On Wednesday, after a rough night, I went into the office. One of the area managers came in just before nine and I told her I couldn't stay. That it was just too upsetting for me. I was feeling pretty rejected. She told me that she and the other 2 area managers were pretty shocked that I wasn't hired. They felt that the RD maybe was wrong in thinking that the position would be a stepping stone to their own jobs. She told me that the RD was told by her boss to pick one of the two other gals who interviewed as that they were more dynamic in their interviews and that I had a bit too solemn and businesslike. So the RD telling me to be all business turned against me. Not just was I not the first choice, I wasn't the second choice, I was the biggest loser. This hurt.
I really don't think that the RD ever seriously considered me. That the last 2 years of me rearranging my life to cover the front desk at a moments notice was all she wanted from me. That to her I was just a volunteer that she could count on to fill in as needed and I don't think she wanted to lose that and hiring me would have left her without me to say, Jump? How high? I guess the saying, "nice guys finish last is true". I'm sure the new girl will be great, the job isn't rocket science.
I really thought I could add a lot to that job, that my years as a volunteer would have made me a better person for the position as I understand the people the office is trying to serve. But perhaps I'm wrong, that what I would have had to give up, the work I do with my girls, would have been too high a price to pay. Over and over we hear the words, "it's all about the girls". But being on the inside for a little while, showed me that sometimes, those at council forget that directive and they forget that the program can't be a success without the volunteers who work with the girls. So I'm back to being "Just a Volunteer" and it's a good place.
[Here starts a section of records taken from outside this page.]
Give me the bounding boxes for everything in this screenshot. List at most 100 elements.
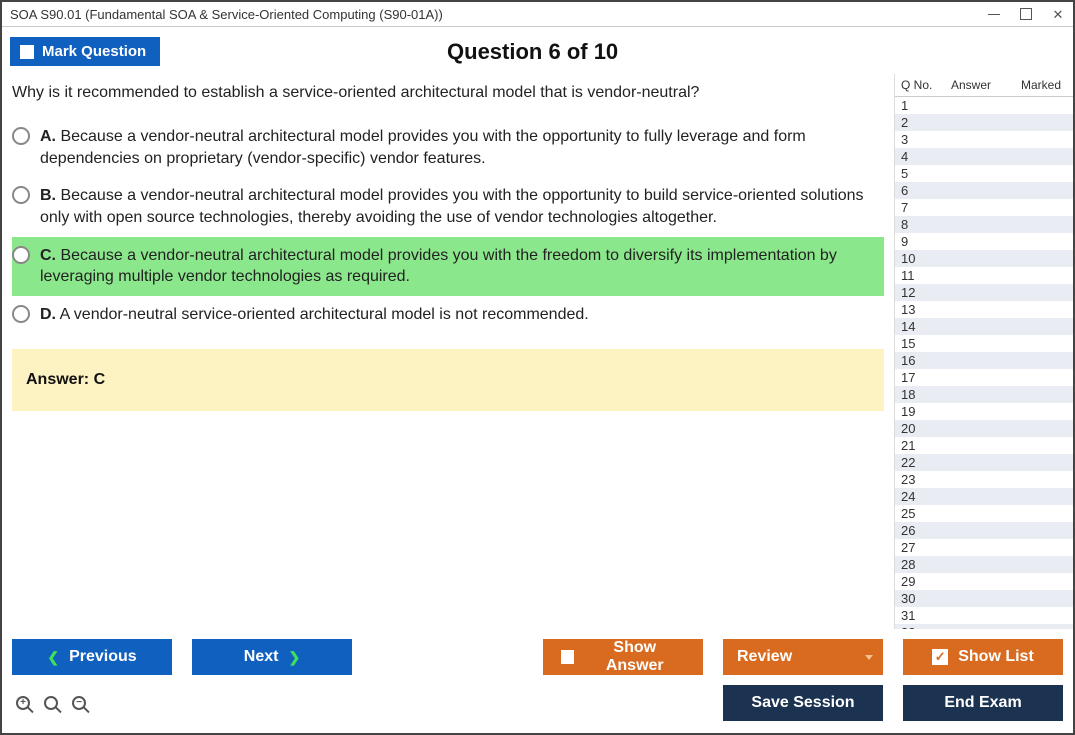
- show-answer-button[interactable]: Show Answer: [543, 639, 703, 675]
- sidebar-row-qno: 12: [901, 285, 951, 300]
- sidebar-header-marked: Marked: [1021, 78, 1067, 92]
- option-d[interactable]: D. A vendor-neutral service-oriented arc…: [12, 296, 884, 334]
- sidebar-row[interactable]: 25: [895, 505, 1073, 522]
- review-button[interactable]: Review: [723, 639, 883, 675]
- sidebar-header: Q No. Answer Marked: [895, 74, 1073, 97]
- sidebar-row[interactable]: 26: [895, 522, 1073, 539]
- sidebar-row[interactable]: 15: [895, 335, 1073, 352]
- sidebar-row[interactable]: 22: [895, 454, 1073, 471]
- chevron-right-icon: ❯: [288, 649, 300, 666]
- zoom-out-icon[interactable]: −: [68, 692, 90, 714]
- footer-row-1: ❮ Previous Next ❯ Show Answer Review ✓ S…: [12, 639, 1063, 675]
- option-c[interactable]: C. Because a vendor-neutral architectura…: [12, 237, 884, 296]
- sidebar-row[interactable]: 1: [895, 97, 1073, 114]
- sidebar-row-qno: 10: [901, 251, 951, 266]
- sidebar-row[interactable]: 11: [895, 267, 1073, 284]
- option-body: A vendor-neutral service-oriented archit…: [56, 306, 589, 323]
- sidebar-row-qno: 27: [901, 540, 951, 555]
- sidebar-header-answer: Answer: [951, 78, 1021, 92]
- sidebar-row[interactable]: 5: [895, 165, 1073, 182]
- window-title: SOA S90.01 (Fundamental SOA & Service-Or…: [10, 7, 987, 22]
- show-list-button[interactable]: ✓ Show List: [903, 639, 1063, 675]
- end-exam-button[interactable]: End Exam: [903, 685, 1063, 721]
- sidebar-row-qno: 16: [901, 353, 951, 368]
- sidebar-row-qno: 18: [901, 387, 951, 402]
- sidebar-row-qno: 1: [901, 98, 951, 113]
- option-letter: B.: [40, 187, 56, 204]
- sidebar-row[interactable]: 21: [895, 437, 1073, 454]
- sidebar-row[interactable]: 19: [895, 403, 1073, 420]
- options-list: A. Because a vendor-neutral architectura…: [12, 118, 884, 333]
- sidebar-row[interactable]: 12: [895, 284, 1073, 301]
- sidebar-row[interactable]: 13: [895, 301, 1073, 318]
- sidebar: Q No. Answer Marked 12345678910111213141…: [894, 74, 1073, 629]
- option-body: Because a vendor-neutral architectural m…: [40, 247, 837, 286]
- sidebar-row[interactable]: 4: [895, 148, 1073, 165]
- save-session-button[interactable]: Save Session: [723, 685, 883, 721]
- sidebar-row[interactable]: 17: [895, 369, 1073, 386]
- sidebar-row-qno: 24: [901, 489, 951, 504]
- sidebar-row-qno: 30: [901, 591, 951, 606]
- sidebar-row[interactable]: 27: [895, 539, 1073, 556]
- sidebar-row[interactable]: 24: [895, 488, 1073, 505]
- sidebar-row[interactable]: 28: [895, 556, 1073, 573]
- end-exam-label: End Exam: [944, 694, 1021, 712]
- sidebar-row-qno: 4: [901, 149, 951, 164]
- previous-button[interactable]: ❮ Previous: [12, 639, 172, 675]
- sidebar-row[interactable]: 6: [895, 182, 1073, 199]
- sidebar-row[interactable]: 18: [895, 386, 1073, 403]
- mark-question-label: Mark Question: [42, 43, 146, 60]
- sidebar-row[interactable]: 7: [895, 199, 1073, 216]
- show-list-label: Show List: [958, 648, 1034, 666]
- sidebar-row-qno: 19: [901, 404, 951, 419]
- mark-question-button[interactable]: Mark Question: [10, 37, 160, 66]
- caret-down-icon: [865, 655, 873, 660]
- zoom-in-icon[interactable]: +: [12, 692, 34, 714]
- sidebar-list[interactable]: 1234567891011121314151617181920212223242…: [895, 97, 1073, 629]
- answer-box: Answer: C: [12, 349, 884, 411]
- sidebar-row[interactable]: 31: [895, 607, 1073, 624]
- zoom-reset-icon[interactable]: [40, 692, 62, 714]
- sidebar-row[interactable]: 2: [895, 114, 1073, 131]
- sidebar-row[interactable]: 16: [895, 352, 1073, 369]
- zoom-controls: + −: [12, 692, 90, 714]
- checkmark-icon: ✓: [932, 649, 948, 665]
- sidebar-row-qno: 22: [901, 455, 951, 470]
- sidebar-row-qno: 7: [901, 200, 951, 215]
- option-text: A. Because a vendor-neutral architectura…: [40, 118, 884, 177]
- chevron-left-icon: ❮: [47, 649, 59, 666]
- sidebar-row-qno: 9: [901, 234, 951, 249]
- sidebar-row-qno: 20: [901, 421, 951, 436]
- option-a[interactable]: A. Because a vendor-neutral architectura…: [12, 118, 884, 177]
- sidebar-row-qno: 23: [901, 472, 951, 487]
- close-icon[interactable]: [1051, 7, 1065, 21]
- next-button[interactable]: Next ❯: [192, 639, 352, 675]
- option-letter: A.: [40, 128, 56, 145]
- square-icon: [561, 650, 574, 664]
- main-column: Why is it recommended to establish a ser…: [2, 74, 894, 629]
- sidebar-row[interactable]: 20: [895, 420, 1073, 437]
- sidebar-row-qno: 11: [901, 268, 951, 283]
- footer: ❮ Previous Next ❯ Show Answer Review ✓ S…: [2, 629, 1073, 733]
- minimize-icon[interactable]: [987, 7, 1001, 21]
- next-label: Next: [244, 648, 279, 666]
- titlebar: SOA S90.01 (Fundamental SOA & Service-Or…: [2, 2, 1073, 27]
- sidebar-row[interactable]: 23: [895, 471, 1073, 488]
- question-counter: Question 6 of 10: [160, 39, 905, 65]
- sidebar-row-qno: 5: [901, 166, 951, 181]
- sidebar-row[interactable]: 30: [895, 590, 1073, 607]
- radio-icon: [12, 305, 30, 323]
- sidebar-row[interactable]: 9: [895, 233, 1073, 250]
- maximize-icon[interactable]: [1019, 7, 1033, 21]
- sidebar-row[interactable]: 10: [895, 250, 1073, 267]
- sidebar-row[interactable]: 8: [895, 216, 1073, 233]
- sidebar-row-qno: 6: [901, 183, 951, 198]
- sidebar-row-qno: 31: [901, 608, 951, 623]
- sidebar-row-qno: 15: [901, 336, 951, 351]
- sidebar-header-qno: Q No.: [901, 78, 951, 92]
- window-controls: [987, 7, 1065, 21]
- option-b[interactable]: B. Because a vendor-neutral architectura…: [12, 177, 884, 236]
- sidebar-row[interactable]: 29: [895, 573, 1073, 590]
- sidebar-row[interactable]: 3: [895, 131, 1073, 148]
- sidebar-row[interactable]: 14: [895, 318, 1073, 335]
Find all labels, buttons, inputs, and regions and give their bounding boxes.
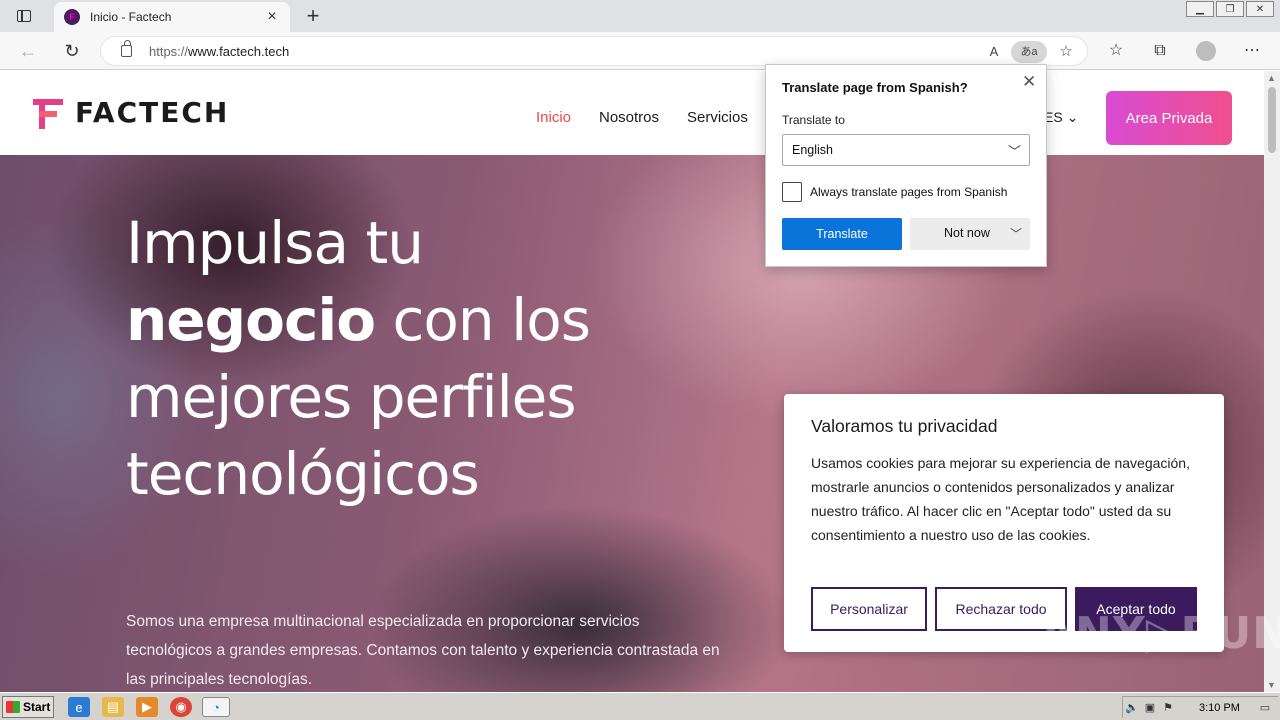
hero-subtitle: Somos una empresa multinacional especial… bbox=[126, 613, 720, 688]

This will be my last post about this damn thing! I will restart my regular inane ramblings and try and resume my good humor! Maybe a couple of jello shots in the morning coffee will help!
That really sucks! Ever thought about making a voodoo doll and sticking her with straight pins?
ReplyDeleteWTF??? That is just insane, I'm totally with you. You bent over backwards to help out and be there and then no reward at the end of the tunnel? Sorry girlie, that really is not right. I'll make a second doll with Debra!